MTHFR C677T polymorphism and recurrent early pregnancy loss risk in North Indian population
(2012) Rohini R. Nair; Anuradha Khanna; Kiran Singh
Recurrent early pregnancy loss (REPL) is a multifactorial disorder as both genetic and environmental factors contribute to the development of disease. Folate metabolism is an important mechanism to ensure proper fetal growth. Hyperhomocysteinemia leads to a number of disorders and REPL is one of them.

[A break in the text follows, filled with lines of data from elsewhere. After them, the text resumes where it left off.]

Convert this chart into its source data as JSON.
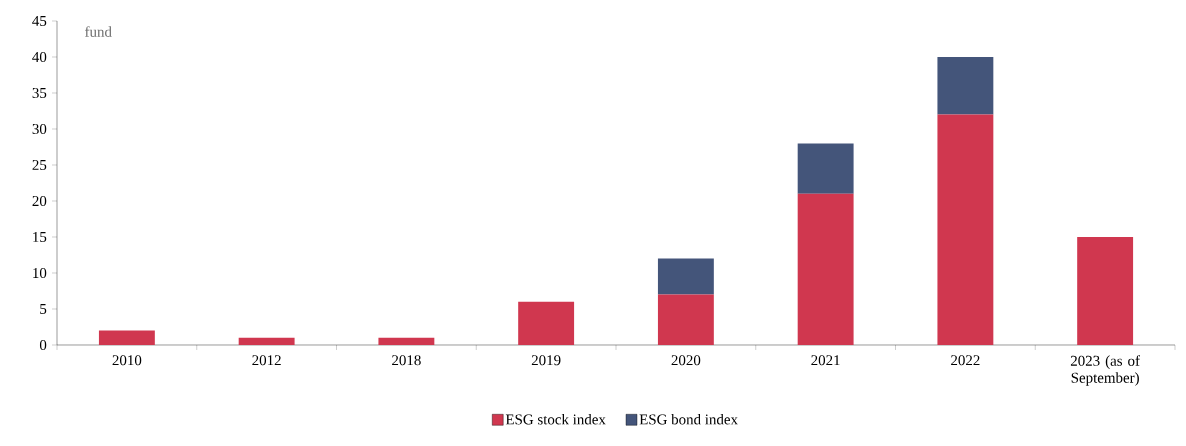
{
  "chart_data": {
    "type": "bar",
    "stacked": true,
    "ylabel": "fund",
    "categories": [
      "2010",
      "2012",
      "2018",
      "2019",
      "2020",
      "2021",
      "2022",
      "2023 (as of September)"
    ],
    "series": [
      {
        "name": "ESG stock index",
        "color": "#d0374f",
        "values": [
          2,
          1,
          1,
          6,
          7,
          21,
          32,
          15
        ]
      },
      {
        "name": "ESG bond index",
        "color": "#44557a",
        "values": [
          null,
          null,
          null,
          null,
          5,
          7,
          8,
          null
        ]
      }
    ],
    "ylim": [
      0,
      45
    ],
    "yticks": [
      0,
      5,
      10,
      15,
      20,
      25,
      30,
      35,
      40,
      45
    ],
    "grid": false,
    "legend": "bottom"
  }
}
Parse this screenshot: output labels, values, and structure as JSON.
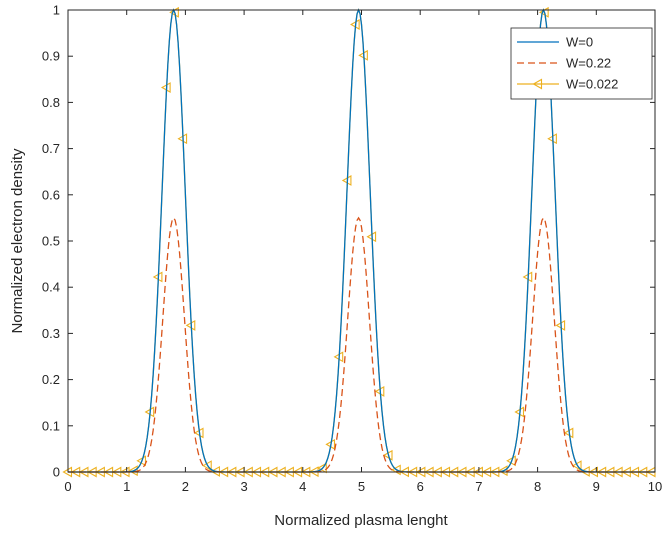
{
  "chart_data": {
    "type": "line",
    "title": "",
    "xlabel": "Normalized plasma lenght",
    "ylabel": "Normalized electron density",
    "xlim": [
      0,
      10
    ],
    "ylim": [
      0,
      1
    ],
    "xticks": [
      0,
      1,
      2,
      3,
      4,
      5,
      6,
      7,
      8,
      9,
      10
    ],
    "xtick_labels": [
      "0",
      "1",
      "2",
      "3",
      "4",
      "5",
      "6",
      "7",
      "8",
      "9",
      "10"
    ],
    "yticks": [
      0,
      0.1,
      0.2,
      0.3,
      0.4,
      0.5,
      0.6,
      0.7,
      0.8,
      0.9,
      1
    ],
    "ytick_labels": [
      "0",
      "0.1",
      "0.2",
      "0.3",
      "0.4",
      "0.5",
      "0.6",
      "0.7",
      "0.8",
      "0.9",
      "1"
    ],
    "grid": false,
    "legend_position": "top-right",
    "peaks": [
      1.8,
      4.95,
      8.1
    ],
    "series": [
      {
        "name": "W=0",
        "color": "#0072BD",
        "style": "solid",
        "marker": "none",
        "peak": 1.0,
        "width": 0.28
      },
      {
        "name": "W=0.22",
        "color": "#D95319",
        "style": "dashed",
        "marker": "none",
        "peak": 0.55,
        "width": 0.26
      },
      {
        "name": "W=0.022",
        "color": "#EDB120",
        "style": "solid",
        "marker": "left-triangle",
        "peak": 1.0,
        "width": 0.28
      }
    ]
  }
}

In a case-control study DNA from 106 cases with the history of 3 or more REPL and 140 healthy fertile controls with successful pregnancy outcomes were genotyped for C677T single-nucleotide polymorphism (SNP) of the MTHFR (methylenetetrahydrofolate reductase) gene through polymerase chain reaction-restriction fragment length polymorphism (PCR-RFLP), which was further confirmed by sequencing. Allele frequencies of REPL cases were compared with healthy controls and a statistically significant association was found between REPL and the mutant T allele (χ 2 = 8.786, odds ratio [OR] = 2.20, 95% confidence interval [CI] = 1.323-3.9658, P =.003). The genotype frequencies of SNP C677T also differ significantly between these 2 groups (χ 2 = 8.237, P =.016). The OR for heterozygous CT in the REPL versus controls is 1.9591 (95% CI = 1.0285-3.7318, P =.04). The OR for TT homozygous is 6.3009 (95% CI = 1.2065, P =.02). Combined odds ratio of CT and TT against the control has been calculated as 2.2194 (95% CI = 1.2029-4.0952, P =.02) which is also significant. Thus the present study clearly indicates that homozygosity and heterozygosity for the MTHFR C677T polymorphism confer a 6.3009- and 1.9591-fold increased risk of idiopathic REPL, respectively. © The Author(s) 2012.